Yep, some employees get off on that crap. We hate those guys. They make the papers in unflattering ways that reflect on all of us.
By shortly after the beginning of this century, most of them had retired or been put on a short leash. Things are changing now...and not for the better, I'm afraid.
...the IRS has to pull something like holding day care students hostage until the parents pay the school's taxes.
Technically, that's not what happened. However, that's how it was perceived.
(What actually happened was that when parents came in to pick up their kids and drop off their payments to the school, the IRS Revenue Officer present asked them to wait while he prepared a form for each of them seizing the checks.
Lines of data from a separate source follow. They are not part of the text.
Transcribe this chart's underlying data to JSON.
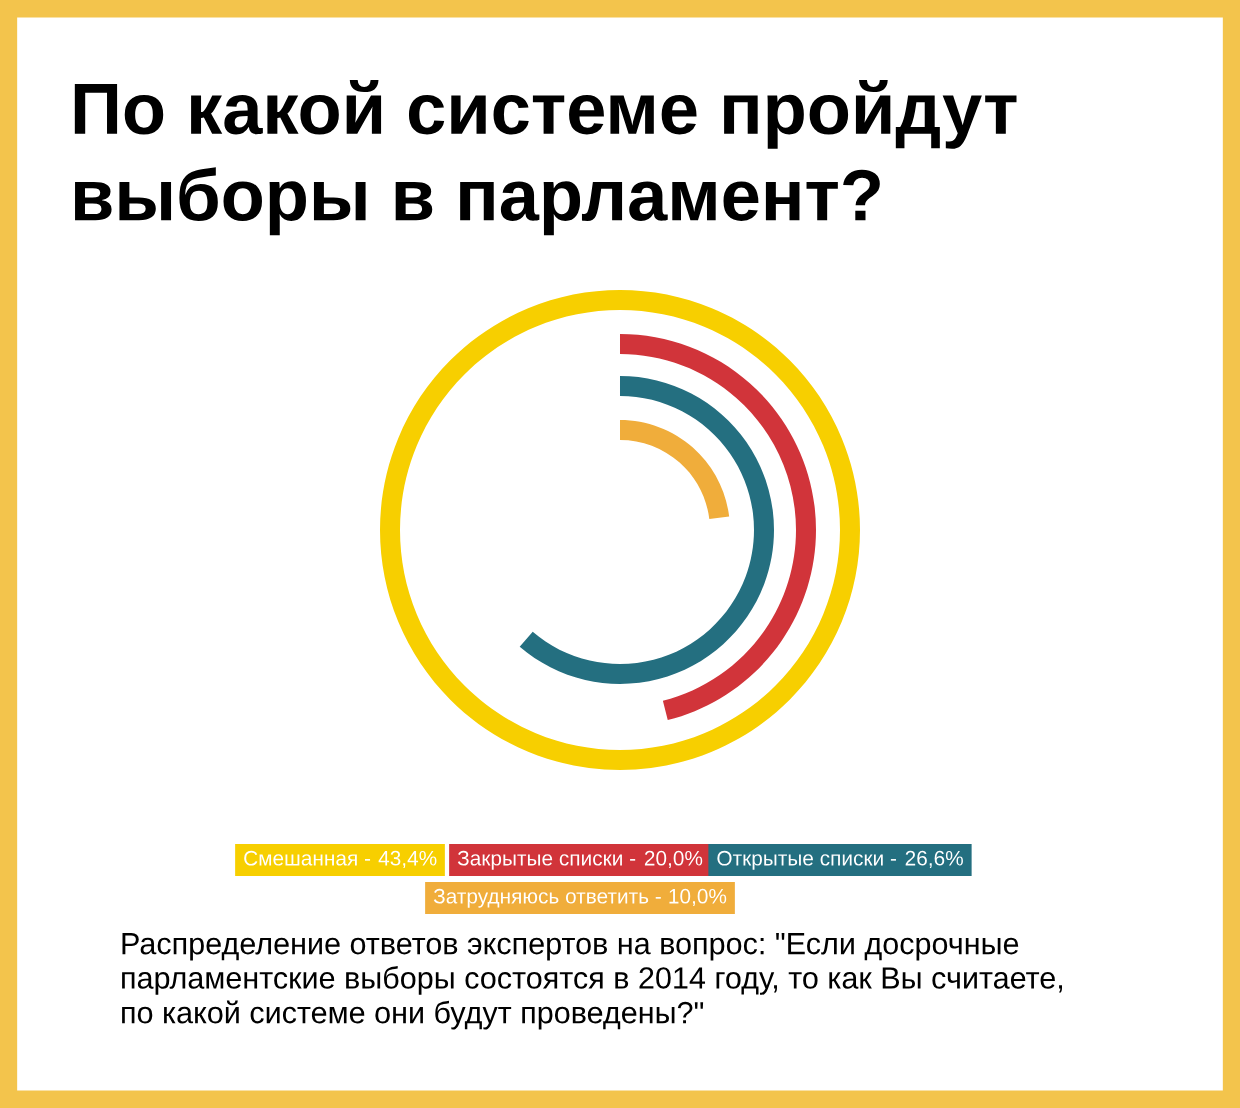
{
  "chart_data": {
    "type": "other",
    "title": "По какой системе пройдут\nвыборы в парламент?",
    "categories": [
      "Смешанная -",
      "Закрытые списки -",
      "Открытые списки -",
      "Затрудняюсь ответить -"
    ],
    "values": [
      43.4,
      20.0,
      26.6,
      10.0
    ],
    "value_labels": [
      "43,4%",
      "20,0%",
      "26,6%",
      "10,0%"
    ],
    "colors": [
      "#f7cf00",
      "#d1343a",
      "#246f80",
      "#f0ad3b"
    ],
    "annotations": [
      "Распределение ответов экспертов на вопрос: \"Если досрочные\nпарламентские выборы состоятся в 2014 году, то как Вы считаете,\nпо какой системе они будут проведены?\""
    ]
  }
}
There was a delay for anyone who cooperated which meant they were delayed in being reunited with their kids. There was nothing to stop any of them from simply saying "Get stuffed. Mail it to me. I'm taking my kid and leaving." other than their fear of authority.)
In the aftermath of that incident, every single Revenue Officer at the IRS got a special training session on "This is how you screw up public relations. Don't do anything this stupid!" That case study is actually a part of the formal training for new Officers now, along with a strong admonition that any Officer who makes the Bureau look that bad in public again is committing career suicide.
But, yeah, a lead Revenue Officer on a seizure really screwed up one time. I don't think that justifies condemning the whole agency.